Two ideal slits $S_1$ and $S_2$ are at a distance $d$ apart and illuminated by light of wavelength $\lambda$ passing through an ideal source slit $S$ placed on the line through $S_2$ as shown. The distance between the planes of slits and the source slit is $D$ . A screen is held at a distance $D$ from the plane of the slots. The minimum value of $d$ for which there is darkness at $O$ is

• A. $\sqrt{\frac{3\lambda D}{2}}$
• B. $\sqrt{\lambda D}$
• C. $\sqrt{\frac{\lambda D}{2}}$
• D. $\sqrt{3\lambda D}$

Answer 1

The correct option is C $\sqrt{\frac{\lambda D}{2}}$

Path difference between the waves reaching at $P,\Delta ={\Delta }_1+{\Delta }_2$

where ${\Delta }_1=$ initial path difference ${\Delta }_2=$ Path difference between the waves after emerging from slits.

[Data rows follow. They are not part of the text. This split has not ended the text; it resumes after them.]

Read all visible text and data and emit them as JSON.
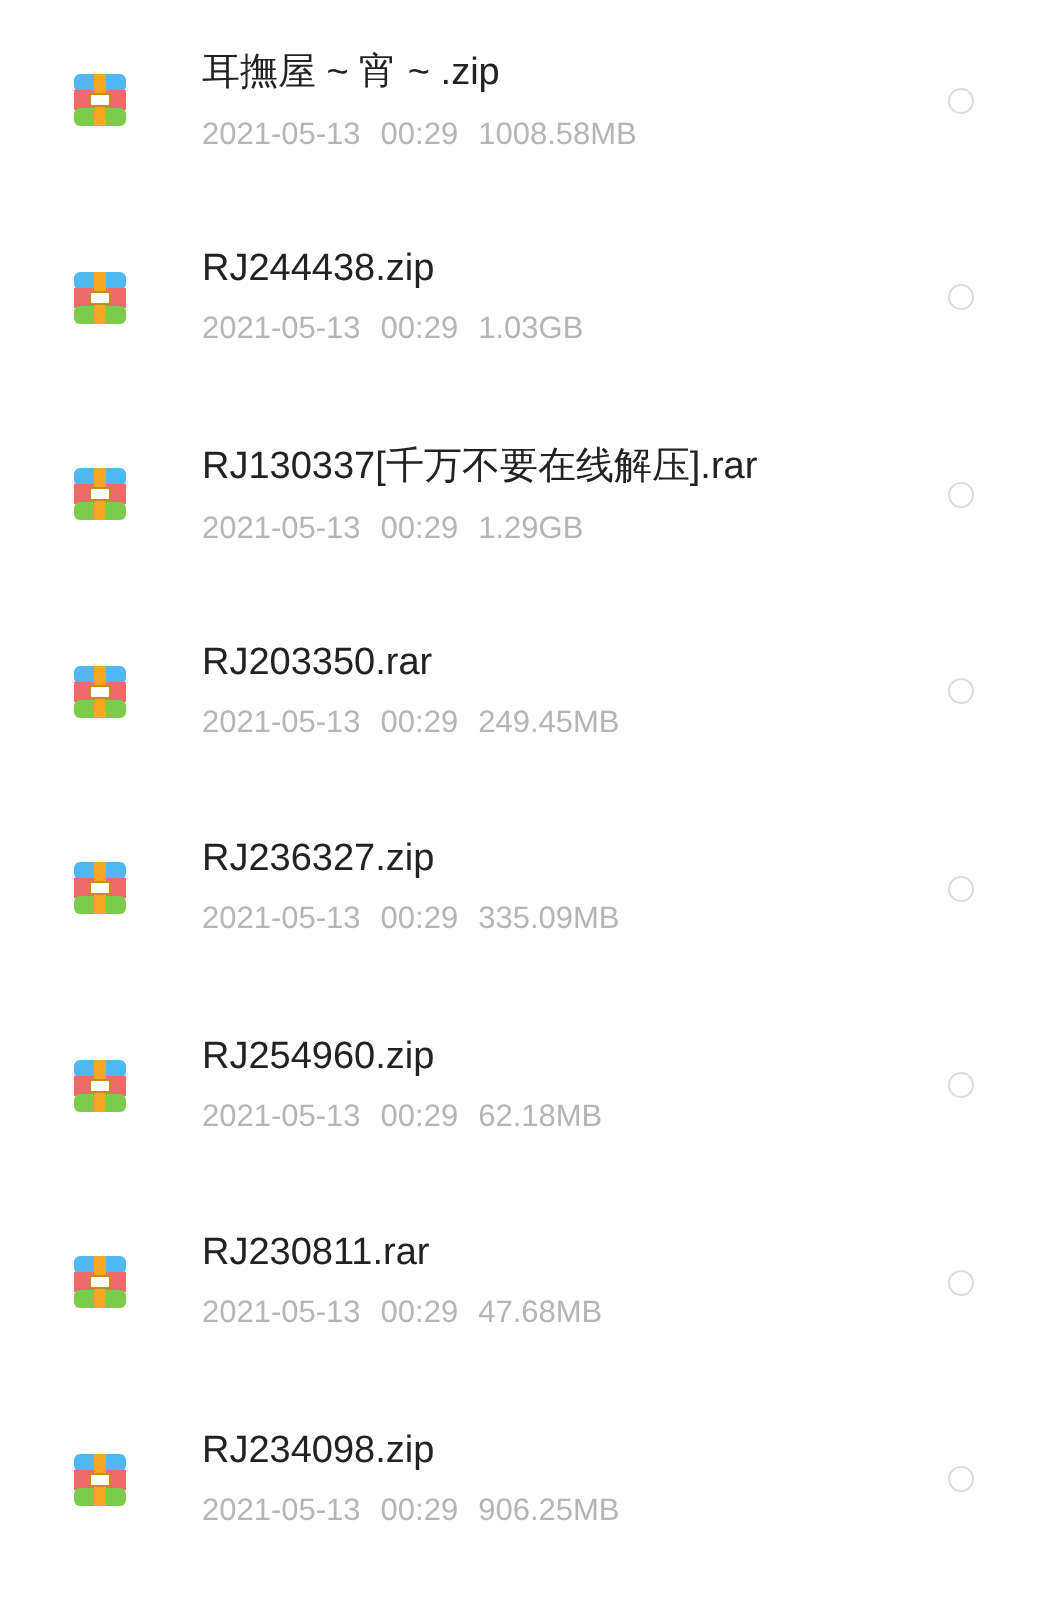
{
  "files": [
    {
      "name": "耳撫屋 ~ 宵 ~ .zip",
      "date": "2021-05-13",
      "time": "00:29",
      "size": "1008.58MB",
      "selected": false
    },
    {
      "name": "RJ244438.zip",
      "date": "2021-05-13",
      "time": "00:29",
      "size": "1.03GB",
      "selected": false
    },
    {
      "name": "RJ130337[千万不要在线解压].rar",
      "date": "2021-05-13",
      "time": "00:29",
      "size": "1.29GB",
      "selected": false
    },
    {
      "name": "RJ203350.rar",
      "date": "2021-05-13",
      "time": "00:29",
      "size": "249.45MB",
      "selected": false
    },
    {
      "name": "RJ236327.zip",
      "date": "2021-05-13",
      "time": "00:29",
      "size": "335.09MB",
      "selected": false
    },
    {
      "name": "RJ254960.zip",
      "date": "2021-05-13",
      "time": "00:29",
      "size": "62.18MB",
      "selected": false
    },
    {
      "name": "RJ230811.rar",
      "date": "2021-05-13",
      "time": "00:29",
      "size": "47.68MB",
      "selected": false
    },
    {
      "name": "RJ234098.zip",
      "date": "2021-05-13",
      "time": "00:29",
      "size": "906.25MB",
      "selected": false
    }
  ]
}
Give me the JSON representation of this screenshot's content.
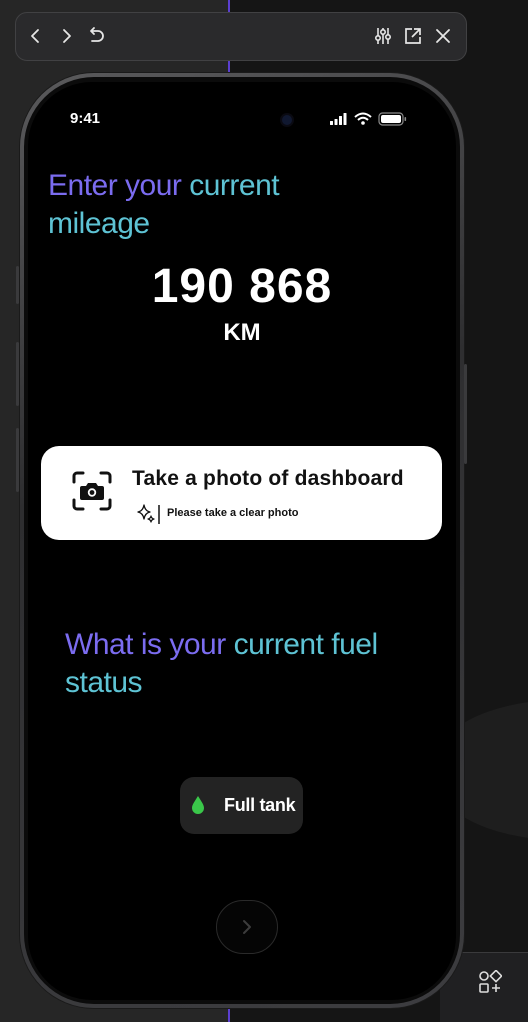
{
  "browser": {
    "icons": [
      "chevron-left-icon",
      "chevron-right-icon",
      "refresh-icon",
      "sliders-icon",
      "open-external-icon",
      "close-icon"
    ]
  },
  "status_bar": {
    "time": "9:41",
    "icons": [
      "signal-icon",
      "wifi-icon",
      "battery-icon"
    ]
  },
  "mileage": {
    "heading_part1": "Enter your ",
    "heading_part2": "current mileage",
    "value": "190 868",
    "unit": "KM"
  },
  "photo_card": {
    "title": "Take a photo of dashboard",
    "subtitle": "Please take a clear photo"
  },
  "fuel": {
    "heading_part1": "What is your ",
    "heading_part2": "current fuel status",
    "chip_label": "Full tank",
    "chip_color": "#3ac74a"
  },
  "colors": {
    "heading_purple": "#7b6cf0",
    "heading_teal": "#5ec3d4"
  }
}
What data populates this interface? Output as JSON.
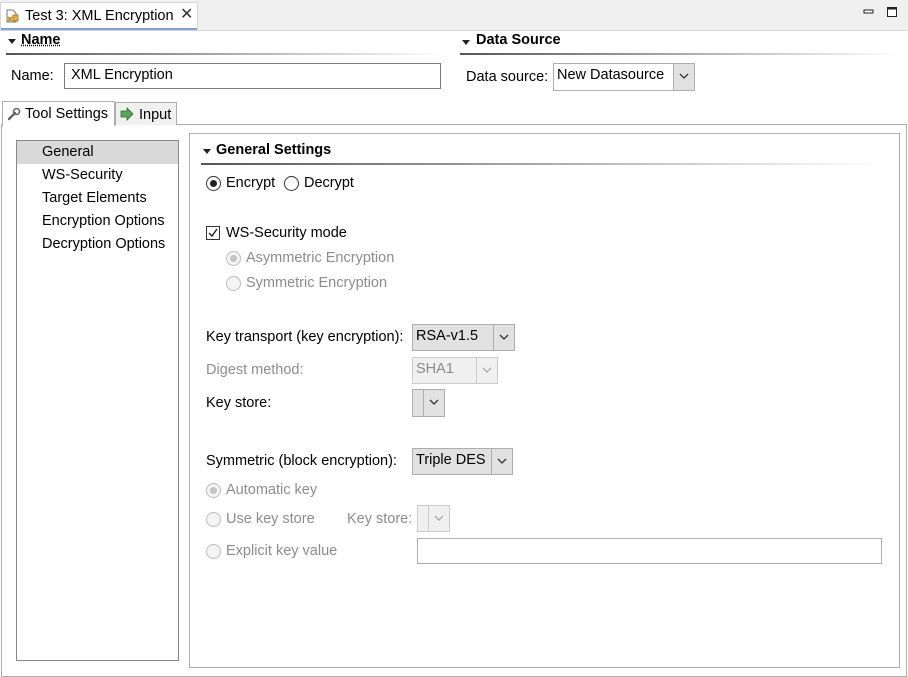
{
  "editor_tab": {
    "title": "Test 3: XML Encryption",
    "close_glyph": "✕"
  },
  "icons": {
    "tab_icon": "xml-file-icon",
    "minimize": "minimize-icon",
    "maximize": "maximize-icon",
    "tool_settings": "wrench-icon",
    "input": "input-arrow-icon"
  },
  "name_section": {
    "header": "Name",
    "label": "Name:",
    "value": "XML Encryption"
  },
  "datasource_section": {
    "header": "Data Source",
    "label": "Data source:",
    "value": "New Datasource"
  },
  "tabs": [
    {
      "label": "Tool Settings",
      "active": true
    },
    {
      "label": "Input",
      "active": false
    }
  ],
  "nav": {
    "items": [
      "General",
      "WS-Security",
      "Target Elements",
      "Encryption Options",
      "Decryption Options"
    ],
    "selected": "General"
  },
  "general_settings": {
    "header": "General Settings",
    "encrypt": "Encrypt",
    "decrypt": "Decrypt",
    "ws_security_mode": "WS-Security mode",
    "asymmetric": "Asymmetric Encryption",
    "symmetric_opt": "Symmetric Encryption",
    "key_transport_label": "Key transport (key encryption):",
    "key_transport_value": "RSA-v1.5",
    "digest_label": "Digest method:",
    "digest_value": "SHA1",
    "key_store_label": "Key store:",
    "key_store_value": "",
    "symmetric_label": "Symmetric (block encryption):",
    "symmetric_value": "Triple DES",
    "automatic_key": "Automatic key",
    "use_key_store": "Use key store",
    "key_store2_label": "Key store:",
    "explicit_key": "Explicit key value",
    "explicit_key_value": ""
  },
  "colors": {
    "tab_accent": "#7e9fd0",
    "selection": "#d9d9d9",
    "disabled_text": "#8c8c8c"
  }
}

${\Delta }_1=S{S}_1-S{S}_2=\sqrt{D^2+d^2}-D$

and ${\Delta }_2=S_{1}O-S_{2}O=\sqrt{D^2+d^2}-D$

$\therefore \Delta =2\left\{\right(D^2+d^2{)}^{\frac{1}{2}}-D\}=2\{(D^2+\frac{d^2}{2D})-D\}$

$=\frac{d^2}{D}$ (From Binomial expansion)

For obtaining dark at $O,\Delta$ must be equals to $(2n-1)\frac{\lambda }{2}$ i.e.

$\frac{d^2}{D}=(2n-1)\frac{\lambda }{2}\Rightarrow d\sqrt{\frac{(2n-1)\lambda D}{2}}$

For minimum distance $n-1$ so $d=\sqrt{\frac{\lambda D}{2}}$